Undoubtedly, within the senior ranks there are many who do the job as diligently as possible, but the theme of management managing primarily to avoid hassle pops up repeatedly.
This was touched on by deputy chief inspector of the Garda Inspectorate Mark Toland at an Oireachtas committee hearing last October.
“The current garda culture is inhibiting change,” he said, pointing out that recent scandals and inquiries could have been avoided if recommendations from the Inspectorate and Morris had been implemented.

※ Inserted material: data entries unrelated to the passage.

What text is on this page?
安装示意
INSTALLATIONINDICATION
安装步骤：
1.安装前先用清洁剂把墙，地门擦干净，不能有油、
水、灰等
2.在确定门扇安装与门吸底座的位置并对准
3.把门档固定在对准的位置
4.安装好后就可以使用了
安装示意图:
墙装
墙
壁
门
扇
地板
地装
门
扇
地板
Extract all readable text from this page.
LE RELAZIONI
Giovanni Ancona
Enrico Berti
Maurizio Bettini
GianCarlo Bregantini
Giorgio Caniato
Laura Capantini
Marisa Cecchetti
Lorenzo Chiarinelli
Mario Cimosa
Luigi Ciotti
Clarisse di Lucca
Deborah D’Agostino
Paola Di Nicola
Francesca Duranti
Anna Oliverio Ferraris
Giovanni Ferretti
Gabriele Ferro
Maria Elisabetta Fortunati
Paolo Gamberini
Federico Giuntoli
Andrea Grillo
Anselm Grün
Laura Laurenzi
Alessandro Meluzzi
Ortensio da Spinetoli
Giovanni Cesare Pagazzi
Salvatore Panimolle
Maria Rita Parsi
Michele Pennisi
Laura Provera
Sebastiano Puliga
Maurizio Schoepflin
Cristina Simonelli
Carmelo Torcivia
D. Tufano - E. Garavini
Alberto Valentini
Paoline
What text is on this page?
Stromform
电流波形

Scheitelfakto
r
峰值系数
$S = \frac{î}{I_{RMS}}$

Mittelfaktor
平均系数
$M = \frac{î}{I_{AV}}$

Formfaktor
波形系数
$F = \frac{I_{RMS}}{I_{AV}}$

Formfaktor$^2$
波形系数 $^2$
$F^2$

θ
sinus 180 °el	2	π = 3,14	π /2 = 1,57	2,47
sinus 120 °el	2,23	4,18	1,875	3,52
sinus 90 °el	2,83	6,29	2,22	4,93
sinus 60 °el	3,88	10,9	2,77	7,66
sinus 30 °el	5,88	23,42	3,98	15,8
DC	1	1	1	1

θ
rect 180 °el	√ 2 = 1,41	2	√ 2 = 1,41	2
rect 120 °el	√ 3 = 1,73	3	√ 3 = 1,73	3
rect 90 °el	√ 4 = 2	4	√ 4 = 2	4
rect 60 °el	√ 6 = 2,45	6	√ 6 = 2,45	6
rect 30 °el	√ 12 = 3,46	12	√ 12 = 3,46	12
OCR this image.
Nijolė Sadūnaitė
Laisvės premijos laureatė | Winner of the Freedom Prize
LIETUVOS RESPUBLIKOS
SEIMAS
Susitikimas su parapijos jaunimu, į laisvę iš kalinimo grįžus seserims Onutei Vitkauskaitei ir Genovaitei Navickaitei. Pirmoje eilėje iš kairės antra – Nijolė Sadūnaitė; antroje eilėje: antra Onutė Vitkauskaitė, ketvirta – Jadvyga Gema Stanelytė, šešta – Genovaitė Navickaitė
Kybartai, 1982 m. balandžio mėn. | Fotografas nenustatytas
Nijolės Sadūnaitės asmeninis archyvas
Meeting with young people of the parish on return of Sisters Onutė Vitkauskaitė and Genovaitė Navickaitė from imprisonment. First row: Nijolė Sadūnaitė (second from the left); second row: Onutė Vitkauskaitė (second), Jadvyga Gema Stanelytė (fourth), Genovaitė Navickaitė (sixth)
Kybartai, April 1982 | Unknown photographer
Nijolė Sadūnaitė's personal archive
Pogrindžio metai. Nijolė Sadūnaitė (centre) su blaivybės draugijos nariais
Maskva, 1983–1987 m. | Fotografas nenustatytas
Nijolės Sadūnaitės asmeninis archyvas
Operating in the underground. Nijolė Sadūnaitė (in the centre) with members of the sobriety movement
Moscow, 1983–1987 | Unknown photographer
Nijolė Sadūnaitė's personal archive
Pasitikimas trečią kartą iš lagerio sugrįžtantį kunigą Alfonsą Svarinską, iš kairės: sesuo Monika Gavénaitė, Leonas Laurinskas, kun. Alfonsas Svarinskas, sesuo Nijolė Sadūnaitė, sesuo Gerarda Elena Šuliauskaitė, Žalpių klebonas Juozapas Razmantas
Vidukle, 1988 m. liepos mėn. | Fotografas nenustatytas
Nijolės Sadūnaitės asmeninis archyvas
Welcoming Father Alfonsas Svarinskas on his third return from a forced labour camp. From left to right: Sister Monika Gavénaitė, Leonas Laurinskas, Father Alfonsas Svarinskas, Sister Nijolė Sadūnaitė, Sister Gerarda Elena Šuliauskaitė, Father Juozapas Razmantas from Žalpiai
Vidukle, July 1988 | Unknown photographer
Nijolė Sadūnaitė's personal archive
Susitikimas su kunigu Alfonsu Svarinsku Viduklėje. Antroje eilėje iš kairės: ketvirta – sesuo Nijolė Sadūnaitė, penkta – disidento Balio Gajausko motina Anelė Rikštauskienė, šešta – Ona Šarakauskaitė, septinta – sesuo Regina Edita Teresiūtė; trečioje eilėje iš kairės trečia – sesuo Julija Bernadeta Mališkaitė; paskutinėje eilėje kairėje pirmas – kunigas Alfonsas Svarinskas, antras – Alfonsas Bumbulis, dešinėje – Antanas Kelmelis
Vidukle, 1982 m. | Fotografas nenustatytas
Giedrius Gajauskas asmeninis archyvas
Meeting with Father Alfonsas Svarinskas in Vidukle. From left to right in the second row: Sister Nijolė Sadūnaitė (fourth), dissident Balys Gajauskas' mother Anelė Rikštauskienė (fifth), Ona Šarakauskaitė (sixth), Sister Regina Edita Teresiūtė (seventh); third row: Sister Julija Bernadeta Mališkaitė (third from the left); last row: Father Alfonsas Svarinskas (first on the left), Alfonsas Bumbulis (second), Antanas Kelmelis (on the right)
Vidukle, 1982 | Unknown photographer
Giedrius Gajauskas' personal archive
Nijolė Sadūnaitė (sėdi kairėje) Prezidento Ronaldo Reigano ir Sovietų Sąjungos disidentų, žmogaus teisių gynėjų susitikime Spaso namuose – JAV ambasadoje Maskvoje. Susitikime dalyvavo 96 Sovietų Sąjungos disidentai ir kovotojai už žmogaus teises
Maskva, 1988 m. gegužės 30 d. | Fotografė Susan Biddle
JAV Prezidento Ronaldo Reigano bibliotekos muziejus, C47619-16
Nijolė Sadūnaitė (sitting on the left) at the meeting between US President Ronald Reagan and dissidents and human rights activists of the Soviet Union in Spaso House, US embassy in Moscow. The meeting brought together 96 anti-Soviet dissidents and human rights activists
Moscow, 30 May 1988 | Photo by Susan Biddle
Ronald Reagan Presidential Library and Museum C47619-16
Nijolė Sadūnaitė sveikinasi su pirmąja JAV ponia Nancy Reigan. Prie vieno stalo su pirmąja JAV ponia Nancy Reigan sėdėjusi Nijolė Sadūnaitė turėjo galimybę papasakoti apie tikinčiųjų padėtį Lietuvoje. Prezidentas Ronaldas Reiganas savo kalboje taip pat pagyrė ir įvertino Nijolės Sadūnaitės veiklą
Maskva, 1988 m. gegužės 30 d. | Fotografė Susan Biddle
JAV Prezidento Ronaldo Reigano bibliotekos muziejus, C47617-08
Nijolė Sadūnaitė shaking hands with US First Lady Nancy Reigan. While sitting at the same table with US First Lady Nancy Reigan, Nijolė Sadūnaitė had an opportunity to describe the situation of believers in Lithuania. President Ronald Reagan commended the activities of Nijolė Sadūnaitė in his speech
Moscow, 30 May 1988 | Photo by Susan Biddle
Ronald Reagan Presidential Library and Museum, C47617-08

“While staff identified positives such as a ‘can do’ culture and a sense of duty, many described the organisation as insular, defensive, with a blame culture where many leaders are reluctant to make decisions and to speak up.”


Maurice McCabe.

The mid-ranking garda in Munster points to the most basic of operational issues in this regard — the duty roster. For the last few years, the gardaí have been on 10-hour shifts, from 10pm to 8am, 7am to 5pm and midday to 10pm.
The overlap in shifts between midday and 5pm often finds some members twiddling their thumbs, or looking for something to do. As of now, there is no sign of any urgency to tackle what appears to be a basic problem.

On a macro level, there are other obvious problems. Retired Chief Supt John O’Brien points to the regionalisation of the force that was initiated in the mid-90s.
This was in response to controversies around the murders of two people in the Clare/Galway region, amid claims that there had been poor communication between neighbouring divisions in the region.
“That regionalisation introduced another tier of management,” O’Brien says. “There was six or seven more assistant commissioners brought into the guards. The effect was to increase the vertical orientation of the organisation.

“The aim is to have it as flat as possible. You don’t need intermediate steps, that lessens communication and changes responsibilities. So that was one of the most significant changes.”
O’Brien says that following Morris, the gardaí produced an analysis of the issues tackled in the report, but after that nothing much happened.
“The missing bit was the political will to drive the changes on,” he says.
“There is an impetus to push the guards over the line in making the changes that are required. The last reforming minister in that respect was Michael McDowell. There has been no real drive to change since then.”

Drive from the top of the organisation itself is another matter. The current commissioner, Nóirín O’Sullivan, certainly talks the talk when it comes to change.
Now, however, the top management, including herself, will be up to their necks in dealing with the Charleton Tribunal while trying to grapple with the desperately needed change within the organisation.

At a public meeting with the Policing Authority recently, Ms O’Sullivan was asked repeatedly how she will manage to drive change while the tribunal will be in full flow, raking over uncomfortable issues for the guards.
She repeatedly reverted to polished management speak. What was missing through was the slightest hint that anything had really changed beyond the construction of a myriad of management structures.

Twenty years on from the events that led to the biggest exposure of garda practices in the history of the State, we have another tribunal which will examine whether garda management organised a smear campaign against a member who was highlighting malpractice within the force.